Lawyers with less than five years of practical experience are eligible.

“I thought to myself, how do you actually teach this stuff and what exactly is the challenge," Rosen tells AdvocateDaily.com.

"I realized one of the problems was that nobody teaches how to critically analyze the problem with cross-examination in mind,” adds Rosen, who will be honoured in November by the Criminal Lawyers’ Association with the G. Arthur Martin Criminal Justice Medal. 

He says law schools could take a lesson from the training provided to medical students.

“Can you imagine a doctor who has never been in an operating room or an emergency room when they’re coming out to practise?

“So what they now do in medical school, and I know there are differences, is starting in first year they are already in the hospitals. There is a clear recognition their students are there to practise medicine,” Rosen tells AdvocateDaily.com.

"So why is it that we’re afraid to say people who go to law school are there to become lawyers, and of those, a certain percentage are there to go to court?”

Rosen's weekend workshops include sessions on "meeting the client, disclosure, conducting a preliminary hearing, cross-examination, preparing the client to testify and preserving the record for any appeal" using a prior case, says Law Times.

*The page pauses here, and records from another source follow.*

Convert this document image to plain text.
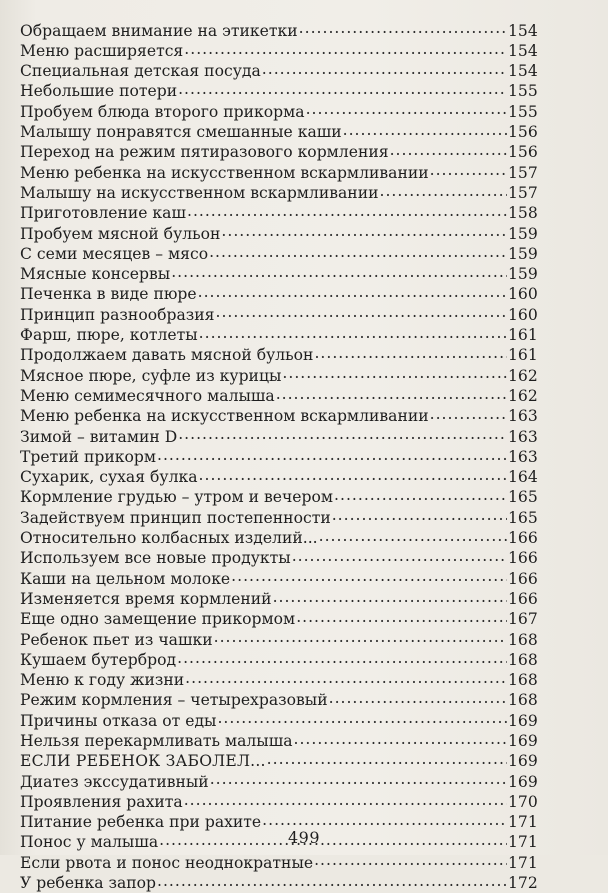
Обращаем внимание на этикетки .....	154
Меню расширяется .....	154
Специальная детская посуда .....	154
Небольшие потери .....	155
Пробуем блюда второго прикорма .....	155
Малышу понравятся смешанные каши .....	156
Переход на режим пятиразового кормления .....	156
Меню ребенка на искусственном вскармливании .....	157
Малышу на искусственном вскармливании .....	157
Приготовление каш .....	158
Пробуем мясной бульон .....	159
С семи месяцев – мясо .....	159
Мясные консервы .....	159
Печенка в виде пюре .....	160
Принцип разнообразия .....	160
Фарш, пюре, котлеты .....	161
Продолжаем давать мясной бульон .....	161
Мясное пюре, суфле из курицы .....	162
Меню семимесячного малыша .....	162
Меню ребенка на искусственном вскармливании .....	163
Зимой – витамин D .....	163
Третий прикорм .....	163
Сухарик, сухая булка .....	164
Кормление грудью – утром и вечером .....	165
Задействуем принцип постепенности .....	165
Относительно колбасных изделий... .....	166
Используем все новые продукты .....	166
Каши на цельном молоке .....	166
Изменяется время кормлений .....	166
Еще одно замещение прикормом .....	167
Ребенок пьет из чашки .....	168
Кушаем бутерброд .....	168
Меню к году жизни .....	168
Режим кормления – четырехразовый .....	168
Причины отказа от еды .....	169
Нельзя перекармливать малыша .....	169
ЕСЛИ РЕБЕНОК ЗАБОЛЕЛ... .....	169
Диатез экссудативный .....	169
Проявления рахита .....	170
Питание ребенка при рахите .....	171
Понос у малыша .....	171
Если рвота и понос неоднократные .....	171
У ребенка запор .....	172
499
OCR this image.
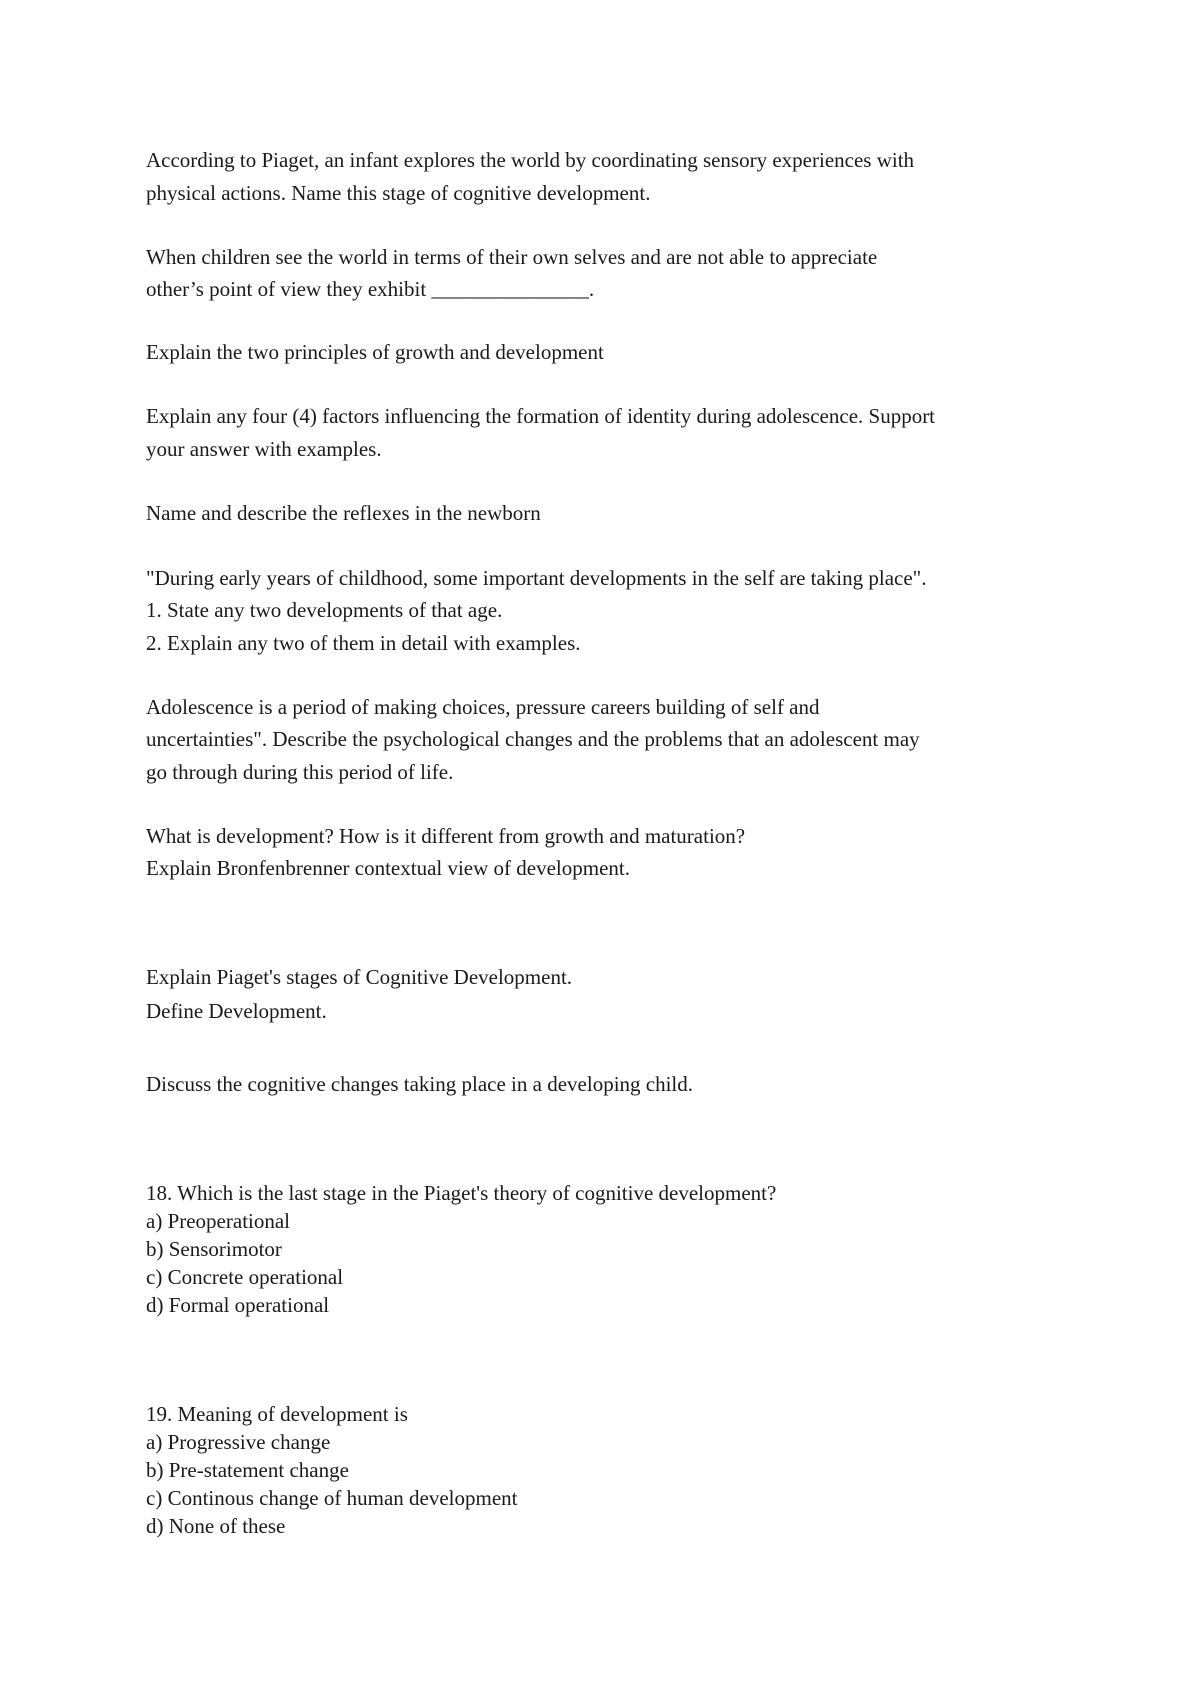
According to Piaget, an infant explores the world by coordinating sensory experiences with
physical actions. Name this stage of cognitive development.
When children see the world in terms of their own selves and are not able to appreciate
other’s point of view they exhibit _______________.
Explain the two principles of growth and development
Explain any four (4) factors influencing the formation of identity during adolescence. Support
your answer with examples.
Name and describe the reflexes in the newborn
"During early years of childhood, some important developments in the self are taking place".
1. State any two developments of that age.
2. Explain any two of them in detail with examples.
Adolescence is a period of making choices, pressure careers building of self and
uncertainties". Describe the psychological changes and the problems that an adolescent may
go through during this period of life.
What is development? How is it different from growth and maturation?
Explain Bronfenbrenner contextual view of development.
Explain Piaget's stages of Cognitive Development.
Define Development.
Discuss the cognitive changes taking place in a developing child.
18. Which is the last stage in the Piaget's theory of cognitive development?
a) Preoperational
b) Sensorimotor
c) Concrete operational
d) Formal operational
19. Meaning of development is
a) Progressive change
b) Pre-statement change
c) Continous change of human development
d) None of these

A courtroom is provided by The Superior Court of Justice in Toronto for the class to meet to get practical training, says the article.

“We can talk to young lawyers about trials at 10,000 feet. But they don’t take place there. They are at ground zero,” says Rosen, adding that effective advocacy needs advance planning.

“You have to know where am I going to stand? Is it the best spot? Am I blocking the jury? You can’t put on a stage show unless you have thought it out beforehand,” says Rosen in the article.

“It is constant advocacy. Judges and juries are human. They want to know what happened. You have to do your homework and put forward a scenario that you say is the correct scenario. The defence starts with the first [Crown] witness. I turn that witness into my witness,” he says.